Without access to accurate and objective information, there cannot be free and fair local elections. The fact that democracy is the only game in town at the national level is hardly reassuring for those who live in a state or province ruled by a local autocrat. In Veracruz, under the Duarte administration, for example, 18 journalists were murdered with impunity, and prosecutors were accused of torturing a local sex worker into falsely confessing to the murder of journalist Regina Martínez. Perez.
Unsurprisingly, executive and judicial institutions are weak in such contexts – how else could such local authoritarian leaders emerge? In the Ortega case in the Philippines, allegations of corruption within the judiciary are commonplace.

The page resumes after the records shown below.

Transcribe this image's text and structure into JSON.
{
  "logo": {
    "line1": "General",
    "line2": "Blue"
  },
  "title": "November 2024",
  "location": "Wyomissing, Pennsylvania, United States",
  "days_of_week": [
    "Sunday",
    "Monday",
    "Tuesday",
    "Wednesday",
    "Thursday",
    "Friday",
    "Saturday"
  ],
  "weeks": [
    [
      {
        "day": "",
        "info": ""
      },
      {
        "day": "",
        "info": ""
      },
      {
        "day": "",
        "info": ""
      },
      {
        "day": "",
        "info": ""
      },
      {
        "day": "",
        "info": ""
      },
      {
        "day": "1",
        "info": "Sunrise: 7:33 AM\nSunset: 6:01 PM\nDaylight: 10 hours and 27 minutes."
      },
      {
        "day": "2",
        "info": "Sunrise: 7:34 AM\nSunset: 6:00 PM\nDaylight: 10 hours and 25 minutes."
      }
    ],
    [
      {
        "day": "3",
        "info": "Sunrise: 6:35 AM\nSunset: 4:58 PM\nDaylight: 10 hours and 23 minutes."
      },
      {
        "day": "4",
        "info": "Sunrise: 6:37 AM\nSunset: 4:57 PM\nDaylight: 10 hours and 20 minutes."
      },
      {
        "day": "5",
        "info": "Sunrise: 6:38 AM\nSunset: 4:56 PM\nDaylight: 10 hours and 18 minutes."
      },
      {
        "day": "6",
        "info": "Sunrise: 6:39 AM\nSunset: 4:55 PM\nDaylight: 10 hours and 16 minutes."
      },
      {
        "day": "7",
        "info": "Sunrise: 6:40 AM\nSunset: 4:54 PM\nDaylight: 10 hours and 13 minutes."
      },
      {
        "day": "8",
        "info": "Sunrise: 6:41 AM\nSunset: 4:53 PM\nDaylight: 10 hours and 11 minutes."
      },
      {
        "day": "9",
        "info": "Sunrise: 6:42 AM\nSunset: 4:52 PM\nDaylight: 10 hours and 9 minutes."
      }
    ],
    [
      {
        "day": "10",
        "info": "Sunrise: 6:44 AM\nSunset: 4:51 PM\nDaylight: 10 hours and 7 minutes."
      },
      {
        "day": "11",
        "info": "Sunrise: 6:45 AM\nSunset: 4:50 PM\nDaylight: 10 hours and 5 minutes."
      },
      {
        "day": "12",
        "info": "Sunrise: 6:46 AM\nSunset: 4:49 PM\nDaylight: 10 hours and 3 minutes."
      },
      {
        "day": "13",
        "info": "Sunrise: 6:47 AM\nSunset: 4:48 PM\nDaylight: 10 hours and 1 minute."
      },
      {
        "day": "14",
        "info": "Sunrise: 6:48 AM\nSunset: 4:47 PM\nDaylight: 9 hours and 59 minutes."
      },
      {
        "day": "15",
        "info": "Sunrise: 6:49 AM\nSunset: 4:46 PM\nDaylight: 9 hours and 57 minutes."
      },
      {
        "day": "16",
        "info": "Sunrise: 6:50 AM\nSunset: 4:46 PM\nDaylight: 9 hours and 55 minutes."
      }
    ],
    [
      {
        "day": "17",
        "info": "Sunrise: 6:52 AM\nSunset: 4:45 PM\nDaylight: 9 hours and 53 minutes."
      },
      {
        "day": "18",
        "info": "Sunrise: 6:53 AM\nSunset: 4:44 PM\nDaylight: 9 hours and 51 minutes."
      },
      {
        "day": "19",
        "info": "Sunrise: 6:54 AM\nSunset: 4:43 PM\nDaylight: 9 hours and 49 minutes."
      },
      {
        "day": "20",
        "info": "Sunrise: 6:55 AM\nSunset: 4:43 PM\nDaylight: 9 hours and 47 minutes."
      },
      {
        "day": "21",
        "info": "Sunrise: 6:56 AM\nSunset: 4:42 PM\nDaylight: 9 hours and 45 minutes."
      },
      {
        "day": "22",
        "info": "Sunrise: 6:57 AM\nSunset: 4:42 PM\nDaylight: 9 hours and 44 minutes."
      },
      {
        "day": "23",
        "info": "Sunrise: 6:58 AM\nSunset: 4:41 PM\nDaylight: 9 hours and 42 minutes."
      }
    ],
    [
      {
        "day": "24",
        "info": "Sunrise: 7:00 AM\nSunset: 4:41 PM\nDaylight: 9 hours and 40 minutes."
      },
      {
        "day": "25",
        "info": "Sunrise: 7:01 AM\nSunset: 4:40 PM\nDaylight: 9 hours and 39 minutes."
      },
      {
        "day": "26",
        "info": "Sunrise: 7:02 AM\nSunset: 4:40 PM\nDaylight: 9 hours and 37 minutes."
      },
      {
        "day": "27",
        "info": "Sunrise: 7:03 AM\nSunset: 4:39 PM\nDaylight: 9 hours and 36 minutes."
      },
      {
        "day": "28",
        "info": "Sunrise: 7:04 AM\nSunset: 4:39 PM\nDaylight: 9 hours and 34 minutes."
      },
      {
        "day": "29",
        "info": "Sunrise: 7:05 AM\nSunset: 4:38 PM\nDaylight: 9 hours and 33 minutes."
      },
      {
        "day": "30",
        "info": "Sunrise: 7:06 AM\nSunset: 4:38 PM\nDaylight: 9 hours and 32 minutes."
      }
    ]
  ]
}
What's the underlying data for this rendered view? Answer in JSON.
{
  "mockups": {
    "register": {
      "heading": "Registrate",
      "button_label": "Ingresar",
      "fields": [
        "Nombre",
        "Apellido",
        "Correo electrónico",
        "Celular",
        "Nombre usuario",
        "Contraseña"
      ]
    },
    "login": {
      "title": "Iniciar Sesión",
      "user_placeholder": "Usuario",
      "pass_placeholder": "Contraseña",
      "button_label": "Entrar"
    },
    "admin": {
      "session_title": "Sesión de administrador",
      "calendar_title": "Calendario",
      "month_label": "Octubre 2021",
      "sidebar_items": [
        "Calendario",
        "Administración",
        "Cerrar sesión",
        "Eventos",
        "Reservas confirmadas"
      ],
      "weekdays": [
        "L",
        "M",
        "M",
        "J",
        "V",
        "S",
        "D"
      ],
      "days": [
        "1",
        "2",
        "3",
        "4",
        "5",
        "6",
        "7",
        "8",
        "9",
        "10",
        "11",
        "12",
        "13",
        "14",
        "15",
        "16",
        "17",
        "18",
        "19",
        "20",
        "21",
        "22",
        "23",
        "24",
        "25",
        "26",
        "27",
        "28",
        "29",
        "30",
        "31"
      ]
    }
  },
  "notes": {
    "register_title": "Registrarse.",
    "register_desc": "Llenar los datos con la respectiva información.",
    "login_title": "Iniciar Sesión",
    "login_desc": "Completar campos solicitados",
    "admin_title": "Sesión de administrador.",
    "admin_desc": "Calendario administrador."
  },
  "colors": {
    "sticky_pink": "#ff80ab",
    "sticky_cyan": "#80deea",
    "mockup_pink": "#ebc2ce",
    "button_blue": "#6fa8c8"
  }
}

While it is difficult to discover how and by whom a journalist was murdered, assessing the exact intentions of local authorities during an investigation can be even more difficult. One possible solution is to establish independent prosecution bodies to investigate murders of journalists and monitor local implementation of UN guidelines for prosecutors in cases of crimes against journalists. But such efforts require political will on the part of central governments.
Another way to fight impunity for killing journalists is to step up efforts to investigate cold cases. The project A Safer World for Truth – a collaboration between Free Press Unlimited, the Committee to Protect Journalists and Reporters Without Borders – is currently carrying out such investigations. New discoveries can sometimes lead to the reopening of these files. For example, an investigation into the murder of Pakistani journalist Zubair Mujahid led the family – along with lawyers – to file a petition with the Sindh High Court to reopen the investigation.
National leaders who attack independent media – such as former US President Donald Trump, Brazilian President Jair Bolsonaro and Russian President Vladimir Putin – are attracting attention. But, as journalists at risk everywhere will confirm, the local struggle for press freedom and democracy is just as important.
Jose Midas Bartman
Jos Midas Bartman is research coordinator for A Safer World for the Truth at Free Press Unlimited. — Ed.